Under the health information privacy provisions of the NAIC Model GLBA Privacy Regulation, an insurer may not disclose health information about a consumer unless an authorization is obtained from the consumer.  In effect, state laws tracking these NAIC model provisions require an opt-in before medical information may be shared by insurers with affiliates or nonaffiliates.  It should be noted, of course, that like the GLBA’s provisions with respect to disclosure of nonpublic personal information, the NAIC Model GLBA Privacy Regulation permits the disclosure of medical information without consent when the disclosure is made in connection with the performance of ordinary insurance business functions by or on behalf of an insurer.

The GLBA also provides that it is the policy of the Congress that each financial institution, including each life insurer, has an affirmative and continuing obligation to respect the privacy of its customers and to protect the security and confidentiality of those customers’ nonpublic personal information.  The GLBA requires financial institutions’ functional regulators to establish appropriate standards relating to administrative, technical and physical safeguards to:  (i) ensure the security and confidentiality of customer records and information; (ii) protect against any anticipated threats or hazards to the security or integrity of such records; and (iii) to protect against unauthorized access to or the use of such records or information which could result in substantial harm or inconvenience to consumers.

The NAIC adopted the Standards for Safeguarding Customer Information Model Regulation (“the NAIC Model GLBA Safeguards Regulation”) to assist the state insurance authorities in implementing this obligation.  This model has been adopted in 36 states.  It model requires life insurers to implement comprehensive written security programs that include administrative, technical, and physical safeguards for the protection of customer information.  The safeguards are required to be appropriate to the size and complexity of the insurer and the nature and scope of its activities.  The program is required to be designed to meet the requirements specified in the GLBA, as described above.

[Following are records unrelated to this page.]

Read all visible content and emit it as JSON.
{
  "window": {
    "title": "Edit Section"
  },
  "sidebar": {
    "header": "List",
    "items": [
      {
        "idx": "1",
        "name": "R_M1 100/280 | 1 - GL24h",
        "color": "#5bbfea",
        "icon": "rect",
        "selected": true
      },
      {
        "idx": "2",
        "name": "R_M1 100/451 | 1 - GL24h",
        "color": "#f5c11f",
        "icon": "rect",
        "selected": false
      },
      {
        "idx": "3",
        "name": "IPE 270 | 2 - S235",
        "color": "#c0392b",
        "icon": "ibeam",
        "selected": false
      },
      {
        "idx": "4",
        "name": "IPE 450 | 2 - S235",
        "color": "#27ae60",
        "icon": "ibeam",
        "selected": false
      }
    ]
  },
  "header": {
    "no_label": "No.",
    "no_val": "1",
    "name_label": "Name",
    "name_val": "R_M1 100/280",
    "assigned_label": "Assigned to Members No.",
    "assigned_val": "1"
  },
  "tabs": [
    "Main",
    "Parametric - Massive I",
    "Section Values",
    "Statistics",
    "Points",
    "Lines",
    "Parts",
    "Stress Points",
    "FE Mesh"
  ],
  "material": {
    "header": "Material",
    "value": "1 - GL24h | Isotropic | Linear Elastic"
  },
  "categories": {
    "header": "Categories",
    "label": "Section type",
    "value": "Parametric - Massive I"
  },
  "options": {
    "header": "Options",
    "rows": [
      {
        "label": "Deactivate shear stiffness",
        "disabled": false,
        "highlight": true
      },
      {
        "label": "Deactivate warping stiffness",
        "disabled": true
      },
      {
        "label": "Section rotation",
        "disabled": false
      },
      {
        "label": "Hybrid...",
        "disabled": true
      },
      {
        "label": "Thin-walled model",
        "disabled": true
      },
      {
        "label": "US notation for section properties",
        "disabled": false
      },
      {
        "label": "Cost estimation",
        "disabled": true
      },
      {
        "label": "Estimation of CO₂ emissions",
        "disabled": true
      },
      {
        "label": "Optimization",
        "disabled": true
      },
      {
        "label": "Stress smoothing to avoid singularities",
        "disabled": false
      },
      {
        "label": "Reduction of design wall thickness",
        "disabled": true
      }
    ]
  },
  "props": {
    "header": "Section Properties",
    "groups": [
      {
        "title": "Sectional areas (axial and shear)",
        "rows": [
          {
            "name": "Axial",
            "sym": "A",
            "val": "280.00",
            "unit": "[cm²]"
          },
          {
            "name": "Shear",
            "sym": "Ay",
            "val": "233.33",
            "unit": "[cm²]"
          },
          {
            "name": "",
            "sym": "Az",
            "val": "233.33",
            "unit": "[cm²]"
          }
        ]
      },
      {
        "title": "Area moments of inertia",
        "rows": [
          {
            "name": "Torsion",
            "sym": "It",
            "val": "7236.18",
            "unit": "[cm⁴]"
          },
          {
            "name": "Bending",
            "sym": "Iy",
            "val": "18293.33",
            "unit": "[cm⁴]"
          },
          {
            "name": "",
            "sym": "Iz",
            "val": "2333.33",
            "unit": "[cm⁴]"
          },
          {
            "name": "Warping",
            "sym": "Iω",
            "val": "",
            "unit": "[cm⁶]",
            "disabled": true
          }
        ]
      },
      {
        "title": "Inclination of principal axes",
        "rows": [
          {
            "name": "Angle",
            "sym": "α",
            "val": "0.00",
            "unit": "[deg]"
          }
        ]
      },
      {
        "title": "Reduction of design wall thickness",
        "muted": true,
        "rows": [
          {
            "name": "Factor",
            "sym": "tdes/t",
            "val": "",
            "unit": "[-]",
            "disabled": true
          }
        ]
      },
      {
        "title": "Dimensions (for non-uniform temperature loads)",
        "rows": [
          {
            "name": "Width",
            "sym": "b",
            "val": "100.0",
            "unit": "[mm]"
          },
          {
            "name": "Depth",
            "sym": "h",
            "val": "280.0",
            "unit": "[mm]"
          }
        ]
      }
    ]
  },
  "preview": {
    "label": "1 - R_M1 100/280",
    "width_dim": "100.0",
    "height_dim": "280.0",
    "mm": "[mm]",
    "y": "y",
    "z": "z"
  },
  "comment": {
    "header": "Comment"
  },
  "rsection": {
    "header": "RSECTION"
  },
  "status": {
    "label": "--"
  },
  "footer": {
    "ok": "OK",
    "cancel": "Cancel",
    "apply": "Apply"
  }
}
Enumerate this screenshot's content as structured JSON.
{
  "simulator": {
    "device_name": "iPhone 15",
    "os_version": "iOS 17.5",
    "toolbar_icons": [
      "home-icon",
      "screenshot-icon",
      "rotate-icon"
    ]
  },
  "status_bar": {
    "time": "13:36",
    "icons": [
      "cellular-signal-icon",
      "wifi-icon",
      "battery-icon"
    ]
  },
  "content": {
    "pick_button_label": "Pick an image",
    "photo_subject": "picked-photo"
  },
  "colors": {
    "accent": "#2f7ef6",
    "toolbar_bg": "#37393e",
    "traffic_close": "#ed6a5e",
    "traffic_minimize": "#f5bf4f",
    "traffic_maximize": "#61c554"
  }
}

The NAIC Insurance Information and Privacy Protection Model Act

Long before Congress enacted the GLBA, the NAIC adopted The Insurance Information and Privacy Protection Model Act (“the NAIC Model Privacy Act”). This model has been enacted in 18 states.  It provides a broad regulatory framework with respect to insurers’ information practices.  Among many other things, this model requires the written authorization of the consumer before an insurer may share consumer medical information with another person.  Again, information may be shared without authorization to enable the insurer to perform basic insurance business functions.  The model also requires an insurer to obtain a consumer’s authorization (i.e., opt-in) before it may disclose medical information to a nonaffiliated party for marketing purposes.

Other State Privacy Laws

In addition to the privacy laws described above, many states have enacted a host of additional privacy laws that impose special requirements applicable to life insurers’ obtaining, retaining and disclosing consumer information relating to specific diseases or information, such as HIV status or genetic testing results.  Often these statutes require specific consent of the subject of the information to obtain or disclose this information.

Conclusion

ACLI member companies support strict protections for medical records confidentiality.  At the same time, the ACLI strongly believes that the privacy of consumers’ health information is adequately and comprehensively protected under the plethora of existing federal and state privacy laws and regulations governing life insurers’ information practices.  Accordingly ACLI does not believe extension of the HIPAA Privacy Rule to life insurers or the enactment of comparable legislation applicable to life insurers is necessary to protect the confidentiality or security of consumer health information.

The ACLI again thanks the Subcommittee for the opportunity to testify today and would be glad to answer any questions.